WHAT SHOULD I DO?

What-should-I-do

There are so many instances in my life where I’m not sure what to do. Perhaps, it’s that I’m not sure what to say. This, of course, is in regards to social situations.

But this feeling isn’t just about my interactions with others…as awkward as those might be. There are also situations I find myself in where I’m at a loss…for what to do with myself. So what do I do?

Like most problems I encounter, I have to simplify things. We all have to go back to the basics. There are manners to follow…even for interactions we have with ourselves.

When I’m not sure what to do, the first thing I do is sharpen my tool. Do you know what I’m referring to? If you have a certain amount of time to cut down a tree, you should use at least half that allotted time to sharpen your saw or axe.

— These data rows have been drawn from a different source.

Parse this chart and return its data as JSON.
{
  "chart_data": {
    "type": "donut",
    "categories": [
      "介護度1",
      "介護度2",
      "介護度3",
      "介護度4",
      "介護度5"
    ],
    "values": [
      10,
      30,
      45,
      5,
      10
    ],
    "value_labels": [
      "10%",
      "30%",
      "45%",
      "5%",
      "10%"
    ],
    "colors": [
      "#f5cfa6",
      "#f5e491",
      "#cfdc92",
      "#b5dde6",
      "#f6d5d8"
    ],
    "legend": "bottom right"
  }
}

How I sharpen myself is by tuning in to my body. And that tuning is achieved through questions. If I already don’t know what to do, that probably means I’m not feeling my best.

That leads to one of the most important questions of all. What do I need to do to feel better? What kind of intervention do I need?

Do I need food or drink? Do I need social support? Do I need to move?

Perhaps what will help me feel better is the exact opposite of that. Maybe I need to fast. Maybe I need to isolate myself. Maybe I need to lie down.

Somewhere within those mechanical, chemical, and psychological extremes is my answer to feeling better. And once I feel better, once my axe is sharpened, I can back to the business at hand. It’s time for the tree to fall.

Once I feel a little better, clarity can be had. But clarity about what? I already don’t know what to do.

Doing is just one part of the equation. The equation is two-fold. I have to also know how I feel.

And how I feel is a good starting point. If I don’t know what to do, I probably don’t know exactly how I’m feeling. But I do know that how I’m feeling isn’t particularly good.

Getting to an answer is often about refining our questions. We turn, “What should I do?” into a different question…one that incorporates the whole equation.

Words have to transform, as well. “Should” turns into “can.” It doesn’t matter what you should do if you cannot do it.

“What can I do so that I feel better?” is the simplest of questions…and it often is enough provide the right answer. But the deeper problems require more specific questions. “What can I do about feeling like ______ ? With more specific identification of emotions comes the specific answer to…what you can do about it.